Я нашел Лору среди разбросанных по ковру книг и пластинок; ее горячая, выражавшая бурный гнев жестикуляция объединяла в себе античную Грецию, неаполитанские улочки и фавелы Рио: я не звонил ей со вчерашнего дня. Мне доставляло слишком большое наслаждение слушать, как она хватает через край в выражении своих чувств, чтобы могло в голову прийти прервать ее. Все популярные мелодии похожи друг на друга, но у нас в Европе голоса живут скорее словами, нежели чувствами. Так что я отдался удовольствию.
— Я даже не осмелилась выйти из гостиницы, все ждала, ждала… — Ее бразильский акцент порой становился сильнее, когда она говорила о своих радостях и горестях. — Я даже не одевалась, весь день слушала музыку моей страны, чтобы доказать себе, что у меня еще что-то осталось, что я могу обойтись и без тебя. Прочитала половину «Архипелага ГУЛАГ» и сообщаю тебе, что ты три часа провел в сибирском концентрационном лагере. Я видела тебя на каждой странице, за колючей проволокой. Ты умолял меня, но я осталась непреклонна. Ты даже не представляешь, что вытерпел. Ты мерзавец — во Франции, думаю, говорят «полный мерзавец», тут во всем любят полноту — и я велела послать тебе цветы, чтобы ты это прочувствовал и устыдился. Если такое случится еще раз, я соберу чемоданы. Соберу чемоданы и отправлюсь за тобой. Нет, не гладь меня по волосам, не нужны мне телячьи нежности, я тебе уже говорила раз двадцать, тебя не спасет этот отеческий вид, у меня уже есть родители, спасибо. Дерьмо и еще раз дерьмо. Ведь это же наверняка значит что-нибудь, даже по-французски.
— Лора…
— Нет, не лги. И молчи, когда я страдаю. Знаешь, в чем трагедия Франции? В том, что эта страна когда-то имела огромное влияние в целом свете… У Франции было столько влияния, что ей самой ничего не осталось. Все промотала на свое влияние. В одной только любви у нее все забрали, и теперь у вас на душе ни шушу…
— Ни шиша за душой.
— Все, что вы, французы, можете сделать, это импортировать еще пять миллионов иностранных рабочих, чтобы они вам вернули ваше влияние…

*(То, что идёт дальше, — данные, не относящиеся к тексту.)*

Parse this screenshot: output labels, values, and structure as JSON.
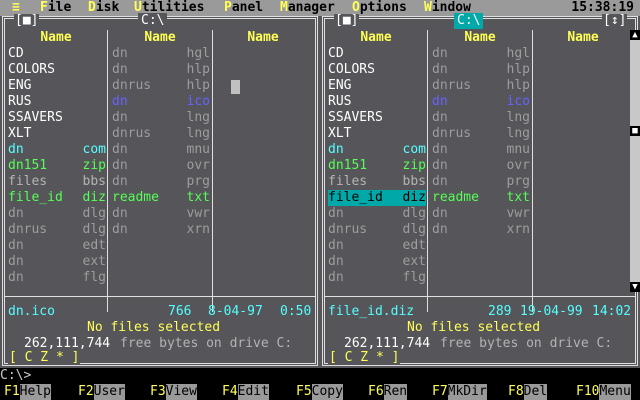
{
  "menubar": {
    "system": "≡",
    "items": [
      {
        "hk": "F",
        "rest": "ile"
      },
      {
        "hk": "D",
        "rest": "isk"
      },
      {
        "hk": "U",
        "rest": "tilities"
      },
      {
        "hk": "P",
        "rest": "anel"
      },
      {
        "hk": "M",
        "rest": "anager"
      },
      {
        "hk": "O",
        "rest": "ptions"
      },
      {
        "hk": "W",
        "rest": "indow"
      }
    ],
    "clock": "15:38:19"
  },
  "left_panel": {
    "title": "C:\\",
    "close_btn": "[■]",
    "col_header": "Name",
    "columns": [
      [
        {
          "n": "CD",
          "e": "",
          "c": "white"
        },
        {
          "n": "COLORS",
          "e": "",
          "c": "white"
        },
        {
          "n": "ENG",
          "e": "",
          "c": "white"
        },
        {
          "n": "RUS",
          "e": "",
          "c": "white"
        },
        {
          "n": "SSAVERS",
          "e": "",
          "c": "white"
        },
        {
          "n": "XLT",
          "e": "",
          "c": "white"
        },
        {
          "n": "dn",
          "e": "com",
          "c": "cyan"
        },
        {
          "n": "dn151",
          "e": "zip",
          "c": "green"
        },
        {
          "n": "files",
          "e": "bbs",
          "c": "lgray"
        },
        {
          "n": "file_id",
          "e": "diz",
          "c": "green"
        },
        {
          "n": "dn",
          "e": "dlg",
          "c": "dgray"
        },
        {
          "n": "dnrus",
          "e": "dlg",
          "c": "dgray"
        },
        {
          "n": "dn",
          "e": "edt",
          "c": "dgray"
        },
        {
          "n": "dn",
          "e": "ext",
          "c": "dgray"
        },
        {
          "n": "dn",
          "e": "flg",
          "c": "dgray"
        }
      ],
      [
        {
          "n": "dn",
          "e": "hgl",
          "c": "dgray"
        },
        {
          "n": "dn",
          "e": "hlp",
          "c": "dgray"
        },
        {
          "n": "dnrus",
          "e": "hlp",
          "c": "dgray"
        },
        {
          "n": "dn",
          "e": "ico",
          "c": "blue"
        },
        {
          "n": "dn",
          "e": "lng",
          "c": "dgray"
        },
        {
          "n": "dnrus",
          "e": "lng",
          "c": "dgray"
        },
        {
          "n": "dn",
          "e": "mnu",
          "c": "dgray"
        },
        {
          "n": "dn",
          "e": "ovr",
          "c": "dgray"
        },
        {
          "n": "dn",
          "e": "prg",
          "c": "dgray"
        },
        {
          "n": "readme",
          "e": "txt",
          "c": "green"
        },
        {
          "n": "dn",
          "e": "vwr",
          "c": "dgray"
        },
        {
          "n": "dn",
          "e": "xrn",
          "c": "dgray"
        }
      ],
      []
    ],
    "info_name": "dn.ico",
    "info_size": "766",
    "info_date": "8-04-97",
    "info_time": "0:50",
    "selected_msg": "No files selected",
    "free_num": "262,111,744",
    "free_text": "free bytes on drive C:",
    "drives": "[ C Z * ]"
  },
  "right_panel": {
    "title": "C:\\",
    "close_btn": "[■]",
    "zoom_btn": "[↕]",
    "col_header": "Name",
    "columns": [
      [
        {
          "n": "CD",
          "e": "",
          "c": "white"
        },
        {
          "n": "COLORS",
          "e": "",
          "c": "white"
        },
        {
          "n": "ENG",
          "e": "",
          "c": "white"
        },
        {
          "n": "RUS",
          "e": "",
          "c": "white"
        },
        {
          "n": "SSAVERS",
          "e": "",
          "c": "white"
        },
        {
          "n": "XLT",
          "e": "",
          "c": "white"
        },
        {
          "n": "dn",
          "e": "com",
          "c": "cyan"
        },
        {
          "n": "dn151",
          "e": "zip",
          "c": "green"
        },
        {
          "n": "files",
          "e": "bbs",
          "c": "lgray"
        },
        {
          "n": "file_id",
          "e": "diz",
          "c": "sel"
        },
        {
          "n": "dn",
          "e": "dlg",
          "c": "dgray"
        },
        {
          "n": "dnrus",
          "e": "dlg",
          "c": "dgray"
        },
        {
          "n": "dn",
          "e": "edt",
          "c": "dgray"
        },
        {
          "n": "dn",
          "e": "ext",
          "c": "dgray"
        },
        {
          "n": "dn",
          "e": "flg",
          "c": "dgray"
        }
      ],
      [
        {
          "n": "dn",
          "e": "hgl",
          "c": "dgray"
        },
        {
          "n": "dn",
          "e": "hlp",
          "c": "dgray"
        },
        {
          "n": "dnrus",
          "e": "hlp",
          "c": "dgray"
        },
        {
          "n": "dn",
          "e": "ico",
          "c": "blue"
        },
        {
          "n": "dn",
          "e": "lng",
          "c": "dgray"
        },
        {
          "n": "dnrus",
          "e": "lng",
          "c": "dgray"
        },
        {
          "n": "dn",
          "e": "mnu",
          "c": "dgray"
        },
        {
          "n": "dn",
          "e": "ovr",
          "c": "dgray"
        },
        {
          "n": "dn",
          "e": "prg",
          "c": "dgray"
        },
        {
          "n": "readme",
          "e": "txt",
          "c": "green"
        },
        {
          "n": "dn",
          "e": "vwr",
          "c": "dgray"
        },
        {
          "n": "dn",
          "e": "xrn",
          "c": "dgray"
        }
      ],
      []
    ],
    "info_name": "file_id.diz",
    "info_size": "289",
    "info_date": "19-04-99",
    "info_time": "14:02",
    "selected_msg": "No files selected",
    "free_num": "262,111,744",
    "free_text": "free bytes on drive C:",
    "drives": "[ C Z * ]"
  },
  "cmdline": "C:\\>",
  "keybar": [
    {
      "k": "F1",
      "l": "Help"
    },
    {
      "k": "F2",
      "l": "User"
    },
    {
      "k": "F3",
      "l": "View"
    },
    {
      "k": "F4",
      "l": "Edit"
    },
    {
      "k": "F5",
      "l": "Copy"
    },
    {
      "k": "F6",
      "l": "Ren"
    },
    {
      "k": "F7",
      "l": "MkDir"
    },
    {
      "k": "F8",
      "l": "Del"
    },
    {
      "k": "F10",
      "l": "Menu"
    }
  ],
  "colors": {
    "background": "#55555a",
    "menubar": "#9a9a9a",
    "hotkey": "#ffff55",
    "highlight": "#00a8a8"
  }
}
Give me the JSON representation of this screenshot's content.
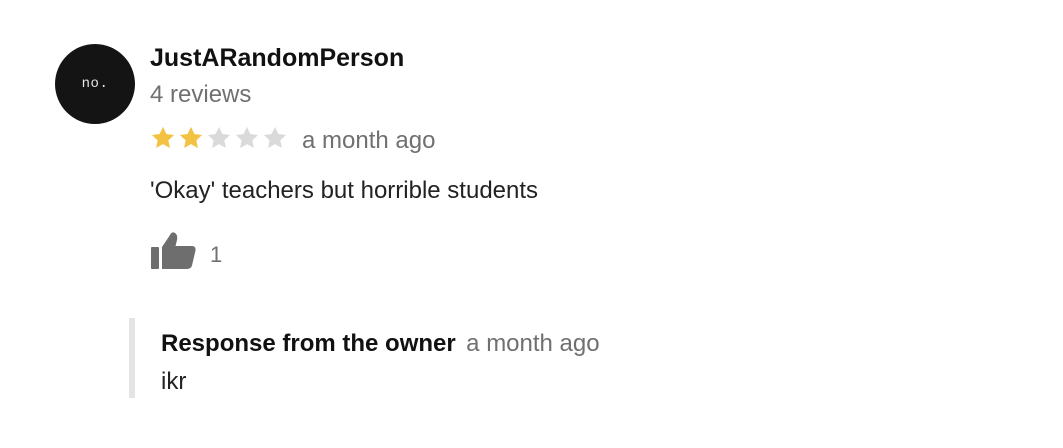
{
  "review": {
    "avatar_text": "no.",
    "reviewer_name": "JustARandomPerson",
    "review_count": "4 reviews",
    "rating": 2,
    "rating_max": 5,
    "date": "a month ago",
    "text": "'Okay' teachers but horrible students",
    "likes": "1"
  },
  "owner_response": {
    "label": "Response from the owner",
    "date": "a month ago",
    "text": "ikr"
  },
  "colors": {
    "star_filled": "#f4c242",
    "star_empty": "#dadada",
    "thumb": "#6e6e6e",
    "response_border": "#e4e4e4"
  },
  "icons": {
    "star": "star-icon",
    "like": "thumbs-up-icon"
  }
}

Она ходила взад-вперед босиком, в бледно-голубом пеньюаре, и ее грива, казалось, росла на глазах, как всегда, когда она гневалась. Но я знал ее слишком хорошо и слишком нежно любил. И знал, что это не гнев, а отчаяние, что она превосходно изображает самое себя, чтобы меня успокоить. И что я сам только что собирался заговорить так, будто ничего не изменилось, будто все еще могло продолжаться как прежде, со счастьем и смехом. Когда она остановилась передо мной, со слезами в глазах, со смятением на лице, с тем выражением полной беспомощности и потерянности, которое требовало немедленной помощи, отправки на этот сигнал SOS вертолетов, кораблей, которые спешат, сходят со своего курса; лицо это требовало объявления чрезвычайного положения и выступления главы государства, которое бы призывало к спокойствию, — я знал, что мы опять становимся самими собой.
— Жак, где ты был?
— Думал о тебе весь день.
— Вместо того чтобы прийти? У нас теперь что, садомазохистские отношения?

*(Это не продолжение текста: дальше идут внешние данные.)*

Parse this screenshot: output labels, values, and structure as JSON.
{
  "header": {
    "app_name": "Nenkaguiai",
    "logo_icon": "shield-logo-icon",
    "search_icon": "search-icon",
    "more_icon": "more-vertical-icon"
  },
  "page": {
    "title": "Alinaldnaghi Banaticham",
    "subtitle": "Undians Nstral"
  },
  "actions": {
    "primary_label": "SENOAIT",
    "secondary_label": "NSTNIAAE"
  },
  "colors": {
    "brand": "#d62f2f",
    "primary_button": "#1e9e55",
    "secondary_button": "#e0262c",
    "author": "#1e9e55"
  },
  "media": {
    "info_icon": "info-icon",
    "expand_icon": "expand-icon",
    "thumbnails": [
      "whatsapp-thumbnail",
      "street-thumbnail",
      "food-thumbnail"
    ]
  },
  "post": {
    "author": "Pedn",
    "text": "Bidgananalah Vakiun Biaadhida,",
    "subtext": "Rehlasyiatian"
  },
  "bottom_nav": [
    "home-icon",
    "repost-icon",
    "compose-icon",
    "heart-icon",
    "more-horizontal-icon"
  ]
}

— Я поставил опыт: сел в кафе и попробовал не думать о тебе. Опыт провалился, и я оставил официанту пять тысяч франков. Он посмотрел на меня подозрительно, поскольку ничего не одалживал богачам. Тогда я сказал ему: «Я люблю и никогда не смог бы согласиться жить без нее». И ты знаешь, что он сделал, этот француз, все-потерявший-ради-влияния? Он заплакал и вернул мне мои пять тысяч шальных франков со словами: «Эх, месье, мать вашу, как здорово, что такое существует!»
— Врешь ты все, лицемер.
— Ладно, может, это произошло и не совсем так, потому что пять тысяч франков, в конце концов, это пять тысяч франков, но клянусь, что это правда, я действительно так чувствую, и мне даже не пришлось за это платить!
Мы еще были вместе, но уже пытались вновь обрести друг друга.